В самом деле, чего бы ни касалась галактионовская проза, её постоянным объектом остается вся необъятная историческая Россия, православная история великороссов, чье многовековое бытование неразрывно сплелось в радости и боли с историей соседствующих народов и наций. Сравнительно небольшая по объёму, новая повесть всё же вновь напоминает, воспроизводит и дополняет многое из когда-то звучавшего как в художественных, так и в публицистических текстах писательницы. Отдельные описываемые события в повести очень близки, порой практически идентичны реальным событиям, отражённым Галактионовой в историческом очерке «Народ, разделённый в доме своём».

Сон героев в произведении, вынесенный в заглавие, раскрывается в нескольких значениях. Подобно «Слову о Наташе», одному из трех «Слов на ветру опустевшего века», он предстаёт как вынужденная форма существования у насильно лишённых Родины и жизни людей. «Если работы – нет, денег – нет, это хорошо – поспать. Спасает… Одежда – не носится, а время – движется всё-таки». Но многие погребенные, умершие при жизни персонажи повести именно в этом сне-смерти остаются или окончательно становятся по-настоящему русскими людьми, возвращающимися к православным истокам. Именно о таких говорит герой галактионовского романа «На острове Буяне» Степан Кормачов: «Велик такой, умерший при жизни человек!.. Нет сильнее уничтоженного при жизни народа. Потому что одной голой душой он живет. А душа металла не боится».

Несмотря на нечеловеческие условия существования «спящие» персонажи повести ни на миг не оказываются марионетками в руках судьбы. Каждый из них, даже самый физически истощённый или морально падший, является неотъемлемой частью внешне безжизненного Божьего мира, из которого-то, казалось бы, и Бог ушёл настолько, что не горят по ночам, наблюдательные, путеводные звёзды, «словно и там отключили свет всему миру за неуплату».

В «Спящих от печали», как до этого в романе «5/4 накануне тишины»2 художественно реализуется предложенный в публицистике Л.И. Бородиным «принципиально ненаучный “атомистический взгляд” на советское государство, то есть как на государство, состоящее абсолютным преимуществом из советских людей», а значит «всё, с государством случившееся, представляется прямым результатом деятельности (или недеятельности) исключительно советских людей» («Без выбора», 2003).

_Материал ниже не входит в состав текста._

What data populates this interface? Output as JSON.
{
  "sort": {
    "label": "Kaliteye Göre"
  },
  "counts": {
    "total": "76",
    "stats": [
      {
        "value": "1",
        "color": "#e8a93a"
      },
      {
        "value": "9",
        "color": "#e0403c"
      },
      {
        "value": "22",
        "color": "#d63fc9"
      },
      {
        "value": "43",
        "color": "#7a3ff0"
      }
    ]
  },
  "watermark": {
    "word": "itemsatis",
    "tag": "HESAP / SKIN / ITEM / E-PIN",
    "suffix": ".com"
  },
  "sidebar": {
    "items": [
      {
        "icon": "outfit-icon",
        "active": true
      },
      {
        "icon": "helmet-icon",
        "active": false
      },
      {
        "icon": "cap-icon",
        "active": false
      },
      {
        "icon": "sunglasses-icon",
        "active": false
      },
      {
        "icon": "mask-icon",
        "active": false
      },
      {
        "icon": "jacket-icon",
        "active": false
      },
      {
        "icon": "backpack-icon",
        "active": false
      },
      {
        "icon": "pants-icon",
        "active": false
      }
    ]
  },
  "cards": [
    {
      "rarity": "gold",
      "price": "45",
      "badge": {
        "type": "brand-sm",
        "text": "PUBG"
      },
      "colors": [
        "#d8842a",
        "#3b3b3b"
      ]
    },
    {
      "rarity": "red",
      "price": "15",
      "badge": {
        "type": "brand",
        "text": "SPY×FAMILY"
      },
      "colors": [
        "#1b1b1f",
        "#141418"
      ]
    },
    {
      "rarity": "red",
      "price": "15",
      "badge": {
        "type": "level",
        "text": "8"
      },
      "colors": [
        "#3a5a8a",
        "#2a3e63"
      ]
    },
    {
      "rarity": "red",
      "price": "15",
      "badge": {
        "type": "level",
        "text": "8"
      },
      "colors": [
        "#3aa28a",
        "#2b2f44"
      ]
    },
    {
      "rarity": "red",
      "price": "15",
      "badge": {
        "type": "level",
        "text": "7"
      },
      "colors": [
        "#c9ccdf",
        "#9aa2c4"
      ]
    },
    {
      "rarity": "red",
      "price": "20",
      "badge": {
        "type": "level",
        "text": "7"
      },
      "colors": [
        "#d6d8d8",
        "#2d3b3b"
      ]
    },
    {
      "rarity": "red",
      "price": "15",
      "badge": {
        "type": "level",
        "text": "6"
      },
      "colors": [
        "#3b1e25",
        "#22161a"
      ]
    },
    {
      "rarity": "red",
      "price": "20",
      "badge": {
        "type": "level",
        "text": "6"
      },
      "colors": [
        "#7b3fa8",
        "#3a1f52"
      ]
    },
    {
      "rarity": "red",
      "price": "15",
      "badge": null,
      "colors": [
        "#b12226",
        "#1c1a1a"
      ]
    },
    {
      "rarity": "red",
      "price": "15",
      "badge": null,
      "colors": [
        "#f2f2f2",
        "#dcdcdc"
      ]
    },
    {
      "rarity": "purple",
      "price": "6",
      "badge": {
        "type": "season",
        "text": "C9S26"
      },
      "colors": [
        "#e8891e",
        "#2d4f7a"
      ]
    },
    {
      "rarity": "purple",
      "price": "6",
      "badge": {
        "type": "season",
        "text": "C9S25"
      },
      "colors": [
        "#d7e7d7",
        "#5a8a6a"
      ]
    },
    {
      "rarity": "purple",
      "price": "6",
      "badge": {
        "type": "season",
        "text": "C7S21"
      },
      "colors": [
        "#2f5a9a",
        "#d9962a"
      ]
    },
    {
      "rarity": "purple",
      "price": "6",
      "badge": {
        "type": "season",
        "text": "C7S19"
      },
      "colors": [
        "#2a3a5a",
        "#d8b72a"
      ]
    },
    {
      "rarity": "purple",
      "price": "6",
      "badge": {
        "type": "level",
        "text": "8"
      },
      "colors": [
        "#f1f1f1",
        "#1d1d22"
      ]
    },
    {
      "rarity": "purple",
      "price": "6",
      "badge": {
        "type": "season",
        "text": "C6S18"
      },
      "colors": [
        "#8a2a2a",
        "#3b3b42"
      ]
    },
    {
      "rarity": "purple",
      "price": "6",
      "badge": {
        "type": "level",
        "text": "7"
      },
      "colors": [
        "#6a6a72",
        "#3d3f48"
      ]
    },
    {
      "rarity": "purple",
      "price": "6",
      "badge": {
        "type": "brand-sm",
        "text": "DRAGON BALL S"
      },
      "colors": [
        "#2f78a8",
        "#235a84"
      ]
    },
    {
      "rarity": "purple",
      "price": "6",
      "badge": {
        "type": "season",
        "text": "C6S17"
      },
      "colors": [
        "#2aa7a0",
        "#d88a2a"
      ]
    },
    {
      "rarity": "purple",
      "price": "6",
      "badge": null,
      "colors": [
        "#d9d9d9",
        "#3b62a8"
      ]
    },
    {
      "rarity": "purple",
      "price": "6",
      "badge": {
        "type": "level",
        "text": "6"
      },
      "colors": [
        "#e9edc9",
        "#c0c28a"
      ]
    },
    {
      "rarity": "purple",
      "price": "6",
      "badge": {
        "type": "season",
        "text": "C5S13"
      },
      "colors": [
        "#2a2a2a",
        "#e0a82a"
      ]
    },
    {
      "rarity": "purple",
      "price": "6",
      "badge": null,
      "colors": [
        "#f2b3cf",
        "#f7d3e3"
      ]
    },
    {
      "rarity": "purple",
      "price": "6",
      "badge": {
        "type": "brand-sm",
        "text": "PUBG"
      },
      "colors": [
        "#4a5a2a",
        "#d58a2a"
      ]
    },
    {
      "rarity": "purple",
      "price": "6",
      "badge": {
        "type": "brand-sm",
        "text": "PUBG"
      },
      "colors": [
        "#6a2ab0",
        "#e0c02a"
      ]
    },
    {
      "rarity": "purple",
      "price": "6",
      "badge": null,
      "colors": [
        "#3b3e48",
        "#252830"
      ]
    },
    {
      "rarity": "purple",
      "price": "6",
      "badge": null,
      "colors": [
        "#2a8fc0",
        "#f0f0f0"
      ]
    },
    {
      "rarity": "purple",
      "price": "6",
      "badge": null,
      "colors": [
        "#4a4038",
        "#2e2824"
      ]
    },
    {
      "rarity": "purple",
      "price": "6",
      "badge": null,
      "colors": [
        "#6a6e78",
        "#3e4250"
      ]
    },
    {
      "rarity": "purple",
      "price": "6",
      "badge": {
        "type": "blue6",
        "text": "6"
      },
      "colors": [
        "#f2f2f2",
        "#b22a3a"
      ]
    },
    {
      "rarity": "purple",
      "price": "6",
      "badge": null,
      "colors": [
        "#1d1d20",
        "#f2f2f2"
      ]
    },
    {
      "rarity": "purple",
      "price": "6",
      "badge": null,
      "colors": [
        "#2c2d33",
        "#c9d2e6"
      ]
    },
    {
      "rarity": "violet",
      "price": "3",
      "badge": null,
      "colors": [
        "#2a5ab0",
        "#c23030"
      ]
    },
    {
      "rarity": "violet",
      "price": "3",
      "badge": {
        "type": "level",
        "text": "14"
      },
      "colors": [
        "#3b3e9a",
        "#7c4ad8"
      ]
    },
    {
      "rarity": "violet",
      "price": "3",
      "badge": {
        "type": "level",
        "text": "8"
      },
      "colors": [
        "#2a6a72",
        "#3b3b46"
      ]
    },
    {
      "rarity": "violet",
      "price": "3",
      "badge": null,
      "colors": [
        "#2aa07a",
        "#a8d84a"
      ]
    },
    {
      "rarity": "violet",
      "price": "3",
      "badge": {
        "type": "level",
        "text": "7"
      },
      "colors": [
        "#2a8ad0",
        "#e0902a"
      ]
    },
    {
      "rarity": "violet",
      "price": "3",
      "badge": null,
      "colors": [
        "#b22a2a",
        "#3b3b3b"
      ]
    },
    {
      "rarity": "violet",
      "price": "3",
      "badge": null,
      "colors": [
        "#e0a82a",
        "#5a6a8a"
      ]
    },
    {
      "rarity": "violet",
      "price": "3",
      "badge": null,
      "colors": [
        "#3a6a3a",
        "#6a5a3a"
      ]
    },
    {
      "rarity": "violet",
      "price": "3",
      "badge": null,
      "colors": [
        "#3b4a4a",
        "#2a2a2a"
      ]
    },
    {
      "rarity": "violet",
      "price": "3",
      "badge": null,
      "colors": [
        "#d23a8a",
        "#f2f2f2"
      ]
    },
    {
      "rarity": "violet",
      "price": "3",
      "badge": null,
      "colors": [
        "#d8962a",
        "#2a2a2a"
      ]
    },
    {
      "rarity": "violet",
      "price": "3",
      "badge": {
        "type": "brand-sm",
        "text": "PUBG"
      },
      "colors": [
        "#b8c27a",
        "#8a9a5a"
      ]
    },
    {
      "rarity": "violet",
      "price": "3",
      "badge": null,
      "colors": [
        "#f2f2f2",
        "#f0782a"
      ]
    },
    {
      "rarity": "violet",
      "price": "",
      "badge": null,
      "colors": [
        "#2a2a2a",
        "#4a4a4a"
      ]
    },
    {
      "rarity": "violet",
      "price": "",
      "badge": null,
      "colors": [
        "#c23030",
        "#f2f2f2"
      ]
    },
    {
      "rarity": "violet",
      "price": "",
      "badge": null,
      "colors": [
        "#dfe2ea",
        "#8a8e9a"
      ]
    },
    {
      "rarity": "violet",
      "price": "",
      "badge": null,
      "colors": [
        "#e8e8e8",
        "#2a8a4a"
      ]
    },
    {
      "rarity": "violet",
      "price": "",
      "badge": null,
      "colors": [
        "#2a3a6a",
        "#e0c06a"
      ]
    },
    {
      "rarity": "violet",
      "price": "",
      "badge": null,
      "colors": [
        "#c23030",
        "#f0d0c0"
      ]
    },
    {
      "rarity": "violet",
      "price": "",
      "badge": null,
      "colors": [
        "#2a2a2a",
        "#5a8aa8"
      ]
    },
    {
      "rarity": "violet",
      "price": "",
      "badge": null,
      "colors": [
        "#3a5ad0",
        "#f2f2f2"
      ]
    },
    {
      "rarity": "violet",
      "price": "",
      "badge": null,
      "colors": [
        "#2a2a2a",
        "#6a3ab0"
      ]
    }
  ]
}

Правда, стоит оговориться и уточнить, что Галактионова, как публицист и писатель, хоть и отталкивается в первую очередь от советского периода в истории Руси-России, но ответственность отдельной личности за происходящее как вблизи, так и далеко вокруг не ограничивается временными и политическими рамками.

Примечательна в этом отношении повторяющаяся художественная деталь в повести – макет молекулы в школьном кабинете Сталины Тарасовны, от которой постоянно откалывался один атом. Проводящая регулярно политинформации, воспитывающая своих учеников из младших классов в советском, интернациональном (а значит, в конечном счёте, – беспочвенном) духе, стареющая учительница неиз-

/166/

менно возвращает недостающую и упорно откалывающуюся частицу на место. Подобным отторженным на неопределенное время от основной Державы атомом и становится город Столбцы и окружающая его официально не русская Азия.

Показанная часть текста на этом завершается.